Pero en realidad es justo al contrario: no hay nada más lógico que el rechazo al turismo de los ultraizquierdistas y ultranacionalistas, aunque hasta ahora no se hubiesen atrevido a cargar contra la principal industria de nuestro país –¡y del suyo!–, la única en la que ocupamos una posición de liderazgo mundial.

Las razones son varias y todas coinciden al cien por cien con el ideario de los cupaires: la primera es el lógico odio a la prosperidad de aquellos que viven de promover la miseria y la necesitan como condición sine qua non para tomar el poder y retenerlo. Porque tendemos a olvidarlo, pero la pobreza no es un resultado imprevisto del socialismo, sino la consecuencia natural de un sistema que fomenta –y pervive gracias a– la dependencia del poder de capas lo mayores posibles de la población.

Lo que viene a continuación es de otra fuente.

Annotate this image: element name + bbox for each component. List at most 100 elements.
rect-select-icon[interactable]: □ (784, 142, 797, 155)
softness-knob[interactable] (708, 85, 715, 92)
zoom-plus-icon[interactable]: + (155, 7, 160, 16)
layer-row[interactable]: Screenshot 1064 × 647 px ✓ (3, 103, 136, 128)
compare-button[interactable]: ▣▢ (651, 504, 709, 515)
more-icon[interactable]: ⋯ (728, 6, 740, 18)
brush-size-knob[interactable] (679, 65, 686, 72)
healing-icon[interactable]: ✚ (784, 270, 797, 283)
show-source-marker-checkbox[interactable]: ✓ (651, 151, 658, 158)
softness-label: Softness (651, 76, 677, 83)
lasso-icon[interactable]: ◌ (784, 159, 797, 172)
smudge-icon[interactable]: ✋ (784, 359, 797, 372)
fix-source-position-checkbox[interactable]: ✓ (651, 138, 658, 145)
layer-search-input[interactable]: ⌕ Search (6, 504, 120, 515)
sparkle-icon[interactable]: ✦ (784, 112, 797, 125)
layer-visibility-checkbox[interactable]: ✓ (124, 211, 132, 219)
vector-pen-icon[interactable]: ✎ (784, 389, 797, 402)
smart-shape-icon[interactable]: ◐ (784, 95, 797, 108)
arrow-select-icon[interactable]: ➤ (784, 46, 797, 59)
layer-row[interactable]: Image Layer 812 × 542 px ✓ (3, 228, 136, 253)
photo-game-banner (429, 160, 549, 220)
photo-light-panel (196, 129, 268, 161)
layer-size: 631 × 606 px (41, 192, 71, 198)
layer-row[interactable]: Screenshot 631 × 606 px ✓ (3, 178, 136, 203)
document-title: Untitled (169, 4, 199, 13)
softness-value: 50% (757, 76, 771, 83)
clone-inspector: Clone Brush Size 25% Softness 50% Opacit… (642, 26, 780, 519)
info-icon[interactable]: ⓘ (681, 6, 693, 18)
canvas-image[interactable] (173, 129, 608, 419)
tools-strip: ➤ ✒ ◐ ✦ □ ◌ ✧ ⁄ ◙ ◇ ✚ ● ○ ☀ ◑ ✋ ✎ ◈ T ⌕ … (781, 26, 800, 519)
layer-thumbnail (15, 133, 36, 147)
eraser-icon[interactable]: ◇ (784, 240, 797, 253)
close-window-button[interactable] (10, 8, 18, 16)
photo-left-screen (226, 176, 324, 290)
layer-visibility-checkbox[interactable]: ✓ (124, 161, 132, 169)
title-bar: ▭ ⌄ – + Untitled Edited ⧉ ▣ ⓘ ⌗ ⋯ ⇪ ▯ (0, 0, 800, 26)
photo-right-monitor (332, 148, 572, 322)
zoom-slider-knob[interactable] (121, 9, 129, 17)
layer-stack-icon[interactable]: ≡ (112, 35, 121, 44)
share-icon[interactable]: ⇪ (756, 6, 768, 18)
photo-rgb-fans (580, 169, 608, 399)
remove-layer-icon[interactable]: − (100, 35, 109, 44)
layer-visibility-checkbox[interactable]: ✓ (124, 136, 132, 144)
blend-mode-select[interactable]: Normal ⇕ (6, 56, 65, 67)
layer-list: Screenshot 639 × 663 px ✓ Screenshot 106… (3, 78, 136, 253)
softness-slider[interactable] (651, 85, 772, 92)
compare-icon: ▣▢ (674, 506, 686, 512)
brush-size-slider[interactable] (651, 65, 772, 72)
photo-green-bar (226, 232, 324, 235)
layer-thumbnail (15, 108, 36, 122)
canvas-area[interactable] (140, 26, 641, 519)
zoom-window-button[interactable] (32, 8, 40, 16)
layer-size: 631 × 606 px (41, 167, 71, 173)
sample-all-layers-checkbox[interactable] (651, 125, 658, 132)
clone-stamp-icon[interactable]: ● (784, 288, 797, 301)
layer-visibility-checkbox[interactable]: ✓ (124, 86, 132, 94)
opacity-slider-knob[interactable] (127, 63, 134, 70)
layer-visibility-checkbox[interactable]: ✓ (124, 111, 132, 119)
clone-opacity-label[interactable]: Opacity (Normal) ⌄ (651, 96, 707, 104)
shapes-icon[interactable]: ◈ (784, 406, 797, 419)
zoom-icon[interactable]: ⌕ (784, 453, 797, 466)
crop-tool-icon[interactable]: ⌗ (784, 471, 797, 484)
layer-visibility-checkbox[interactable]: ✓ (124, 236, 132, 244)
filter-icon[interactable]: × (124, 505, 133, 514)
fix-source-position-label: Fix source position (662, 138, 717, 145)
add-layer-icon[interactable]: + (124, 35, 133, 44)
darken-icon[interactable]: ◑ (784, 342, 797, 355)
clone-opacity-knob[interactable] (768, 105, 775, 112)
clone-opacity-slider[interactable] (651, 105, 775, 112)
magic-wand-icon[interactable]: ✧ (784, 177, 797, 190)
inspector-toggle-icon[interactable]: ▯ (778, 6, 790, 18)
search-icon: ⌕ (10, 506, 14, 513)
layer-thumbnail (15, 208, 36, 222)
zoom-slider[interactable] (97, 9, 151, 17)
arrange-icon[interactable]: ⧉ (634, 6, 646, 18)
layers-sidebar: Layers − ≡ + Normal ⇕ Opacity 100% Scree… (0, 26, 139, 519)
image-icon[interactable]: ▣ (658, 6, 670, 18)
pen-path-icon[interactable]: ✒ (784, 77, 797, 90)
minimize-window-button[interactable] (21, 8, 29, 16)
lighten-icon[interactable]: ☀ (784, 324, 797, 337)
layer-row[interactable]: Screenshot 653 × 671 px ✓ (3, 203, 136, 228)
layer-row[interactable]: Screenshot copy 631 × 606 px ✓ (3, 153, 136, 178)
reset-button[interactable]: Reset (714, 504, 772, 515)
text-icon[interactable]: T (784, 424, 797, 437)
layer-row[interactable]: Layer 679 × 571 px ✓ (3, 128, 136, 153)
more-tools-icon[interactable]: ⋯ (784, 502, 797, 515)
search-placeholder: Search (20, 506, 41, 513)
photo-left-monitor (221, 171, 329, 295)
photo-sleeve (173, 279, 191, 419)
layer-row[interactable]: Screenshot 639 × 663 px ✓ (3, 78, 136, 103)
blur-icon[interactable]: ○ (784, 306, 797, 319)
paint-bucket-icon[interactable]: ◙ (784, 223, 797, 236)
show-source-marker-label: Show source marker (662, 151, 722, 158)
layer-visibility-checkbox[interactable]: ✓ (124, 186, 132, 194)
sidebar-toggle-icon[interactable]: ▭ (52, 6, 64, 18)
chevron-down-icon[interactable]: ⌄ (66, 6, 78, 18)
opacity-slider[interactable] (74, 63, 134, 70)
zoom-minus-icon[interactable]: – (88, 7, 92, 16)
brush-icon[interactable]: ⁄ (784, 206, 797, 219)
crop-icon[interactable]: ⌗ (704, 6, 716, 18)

Por el otro lado, del nacionalismo extremo de la CUP no cabría sino esperar un rechazo visceral del turismo: un agente modernizador como pocos, que llena tus ciudades y tu tierra, tan pura genética y culturalmente, de gente extraña con ideas distintas y, sobre todo, capaz de hacer ver a alguien que el mundo no se acaba en las reducidas fronteras del terruño.

El turismo es una fuerza cosmopolita y desasnadora, mientras que el nacionalismo necesita de una población que cada vez sea más inculta y provinciana.

A largo plazo, y en una sociedad más o menos abierta, el turismo masivo es incompatible tanto con el nacionalismo como con el socialismo, bien lo saben las dictaduras que se esfuerzan tanto en controlar y minimizar el contacto de los turistas con los indígenas.

Y bien lo sabe también la CUP, que tiene claro que, para que su proyecto totalitario triunfe en Cataluña, Barcelona no puede ser una de las ciudades más conocidas y visitadas de Europa.

Al final, la tribu siempre necesita volver a la aldea y echar al extraño.